営業キャッシュフローが思わしくなく、投資キャッシュフローがプラスになっているような場合は、資産売却で損失の穴埋めや利益の上乗せをすることになっていないか注目しましょう。

### 財務キャッシュフロー
資金不足が発生したときにどうやって穴埋めをし、余剰資金が生まれたときにどうやってそれを使ったのかを表した文書です。
プラスになっている場合は、金融機関からの借り入れや社債発行での資金調達、マイナスの場合は借入返済や社債償還など借金返済が進んでいることになります。

### フリーキャッシュフロー
営業キャッシュフローと投資キャッシュフローの合計値で、手元資金を表します。

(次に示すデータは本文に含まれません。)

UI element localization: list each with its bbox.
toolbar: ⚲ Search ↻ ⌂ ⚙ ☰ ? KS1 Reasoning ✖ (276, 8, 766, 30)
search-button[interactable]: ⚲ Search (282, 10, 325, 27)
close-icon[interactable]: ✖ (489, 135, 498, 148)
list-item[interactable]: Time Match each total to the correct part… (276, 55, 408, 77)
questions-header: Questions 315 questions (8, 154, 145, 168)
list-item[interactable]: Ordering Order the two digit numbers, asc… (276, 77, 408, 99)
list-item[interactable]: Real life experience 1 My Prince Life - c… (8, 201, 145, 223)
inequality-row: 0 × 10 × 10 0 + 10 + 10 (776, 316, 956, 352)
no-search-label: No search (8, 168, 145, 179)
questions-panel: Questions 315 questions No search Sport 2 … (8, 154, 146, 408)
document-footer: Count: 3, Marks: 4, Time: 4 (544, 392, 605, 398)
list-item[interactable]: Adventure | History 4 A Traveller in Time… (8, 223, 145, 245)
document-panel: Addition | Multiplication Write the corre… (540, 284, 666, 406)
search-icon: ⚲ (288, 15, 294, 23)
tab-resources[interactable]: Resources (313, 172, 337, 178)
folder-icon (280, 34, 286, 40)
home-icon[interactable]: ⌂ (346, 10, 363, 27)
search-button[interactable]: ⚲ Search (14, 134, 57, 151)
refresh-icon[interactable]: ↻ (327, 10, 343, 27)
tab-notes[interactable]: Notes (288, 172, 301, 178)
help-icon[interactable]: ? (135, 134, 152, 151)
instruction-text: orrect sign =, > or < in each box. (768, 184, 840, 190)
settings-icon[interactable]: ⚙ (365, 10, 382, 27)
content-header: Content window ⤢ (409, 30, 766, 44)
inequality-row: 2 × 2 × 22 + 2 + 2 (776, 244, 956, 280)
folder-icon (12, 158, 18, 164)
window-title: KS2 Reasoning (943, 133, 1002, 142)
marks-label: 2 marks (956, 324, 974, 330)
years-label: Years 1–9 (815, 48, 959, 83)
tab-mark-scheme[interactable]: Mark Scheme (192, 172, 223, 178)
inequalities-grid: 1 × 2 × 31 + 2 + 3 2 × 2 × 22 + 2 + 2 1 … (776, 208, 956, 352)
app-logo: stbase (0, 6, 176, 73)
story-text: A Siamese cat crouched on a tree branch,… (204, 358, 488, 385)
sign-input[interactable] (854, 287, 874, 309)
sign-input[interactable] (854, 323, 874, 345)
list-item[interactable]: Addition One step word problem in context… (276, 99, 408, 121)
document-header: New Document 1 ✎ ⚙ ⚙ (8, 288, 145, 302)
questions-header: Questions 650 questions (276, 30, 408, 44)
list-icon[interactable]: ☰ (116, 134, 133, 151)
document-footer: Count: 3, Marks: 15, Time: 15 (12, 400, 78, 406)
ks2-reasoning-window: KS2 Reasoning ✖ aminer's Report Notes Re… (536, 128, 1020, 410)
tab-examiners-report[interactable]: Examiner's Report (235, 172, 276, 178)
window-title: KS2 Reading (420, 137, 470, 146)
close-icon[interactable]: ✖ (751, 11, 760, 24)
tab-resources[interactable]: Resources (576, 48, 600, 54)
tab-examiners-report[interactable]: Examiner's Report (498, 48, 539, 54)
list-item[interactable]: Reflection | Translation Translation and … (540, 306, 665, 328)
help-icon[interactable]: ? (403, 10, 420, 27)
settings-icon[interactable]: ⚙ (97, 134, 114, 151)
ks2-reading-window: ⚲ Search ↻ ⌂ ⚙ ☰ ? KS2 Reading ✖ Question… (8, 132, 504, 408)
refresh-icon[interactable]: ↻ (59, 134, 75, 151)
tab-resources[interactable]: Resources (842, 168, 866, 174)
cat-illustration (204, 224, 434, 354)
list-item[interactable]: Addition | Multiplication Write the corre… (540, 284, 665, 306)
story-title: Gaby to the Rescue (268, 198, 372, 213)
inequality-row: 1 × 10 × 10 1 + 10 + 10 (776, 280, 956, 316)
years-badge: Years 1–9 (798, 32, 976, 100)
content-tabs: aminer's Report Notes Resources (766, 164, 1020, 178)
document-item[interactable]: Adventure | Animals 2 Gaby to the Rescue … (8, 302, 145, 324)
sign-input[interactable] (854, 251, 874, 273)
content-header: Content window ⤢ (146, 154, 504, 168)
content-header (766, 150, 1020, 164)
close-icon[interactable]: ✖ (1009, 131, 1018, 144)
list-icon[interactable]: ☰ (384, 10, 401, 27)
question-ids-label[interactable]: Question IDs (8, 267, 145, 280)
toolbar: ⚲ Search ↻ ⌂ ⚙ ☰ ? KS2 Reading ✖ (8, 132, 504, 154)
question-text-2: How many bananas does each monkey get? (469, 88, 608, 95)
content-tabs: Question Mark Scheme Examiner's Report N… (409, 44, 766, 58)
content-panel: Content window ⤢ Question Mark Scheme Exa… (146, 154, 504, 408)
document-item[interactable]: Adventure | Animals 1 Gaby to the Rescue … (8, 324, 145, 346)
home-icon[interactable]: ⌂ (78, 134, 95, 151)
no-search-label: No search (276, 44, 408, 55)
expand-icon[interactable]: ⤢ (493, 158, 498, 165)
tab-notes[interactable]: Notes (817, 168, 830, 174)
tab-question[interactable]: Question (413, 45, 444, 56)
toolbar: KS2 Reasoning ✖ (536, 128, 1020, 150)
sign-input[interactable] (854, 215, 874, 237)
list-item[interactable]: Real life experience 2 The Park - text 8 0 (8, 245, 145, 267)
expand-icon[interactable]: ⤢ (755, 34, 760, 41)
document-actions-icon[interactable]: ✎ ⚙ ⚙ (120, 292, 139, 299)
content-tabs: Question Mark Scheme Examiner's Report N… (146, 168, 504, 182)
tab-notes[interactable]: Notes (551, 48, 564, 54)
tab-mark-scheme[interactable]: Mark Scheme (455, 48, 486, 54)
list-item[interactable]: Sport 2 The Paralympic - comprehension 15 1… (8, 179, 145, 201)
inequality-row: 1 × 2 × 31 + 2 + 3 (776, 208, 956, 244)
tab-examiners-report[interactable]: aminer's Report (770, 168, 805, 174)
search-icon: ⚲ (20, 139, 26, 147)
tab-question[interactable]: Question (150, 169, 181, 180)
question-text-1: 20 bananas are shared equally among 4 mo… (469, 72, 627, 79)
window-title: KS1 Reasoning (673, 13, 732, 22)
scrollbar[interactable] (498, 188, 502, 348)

これがマイナスになると金融機関からの借り入れや社債発行で市場から資金調達が必要になりますので、資金面の健康状態を図る指標となります。

6. 有価証券報告書

有価証券報告書は金融商品取引法で事業年度ごとに作成が義務付けられている企業情報の開示資料で、過去の財務状況を報告する文書です。

といってもわかりづらいですね。具体的な内容をみてみましょう。

・会社の沿革や事業の内容、従業員数、平均年齢、平均給与などのその「会社の概況」
・生産・受注・販売、研究開発活動、財政状況、経営上のリスクなどの「事業の状況」
・所有するビルや研究開発施設、生産施設などの「設備の状況」
・株式の発行数、主要株主とその保有比率、配当や株価の推移、役員に関する情報などの「企業の状況」
・財務諸表の内容

通常100ページを超える文書ですので、時間節約のためにも目的を絞って読む必要があります。

私は、「会社の概況」で社風を判断する参考にしたり、「事業の状況」で経営上のリスクから経営層が現状をどう評価し、対策を考えているのかを知る資料にしました。

こうした情報と貸借対照表を読み合わせることで、数字からわかりにくい資産の実情を理解し、より具体的にその会社のことを知ることができるでしょう。

7. アニュアルレポート

アニュアルレポートは、情報公開の観点から、企業が投資家や株主に向けて発信する経営内容についての総合的な情報を取りまとめた文章で、「総合報告書」や「年次報告書」と呼ばれています。
内容的には前年度の業績報告と説明、経営理念、今後の成長戦略の説明がされています。

有価証券報告書とはことなり、写真や図、グラフが多用されていますので、企業の成長や発展、課題がトレンドとして把握しやすく、とてもわかりやすい内容となります。また、経営層の考え方、部門運営の方針なども明確に説明されていますので、その会社の将来性や社風を理解する上でもとても貴重な資料となっている点が特徴です。

日本企業が発行するアニュアルリポート(年次報告書)の中で特に優れたものを表彰する日経主催の「アニュアルレポートランキング」なども目を通すと面白いのではないでしょうか。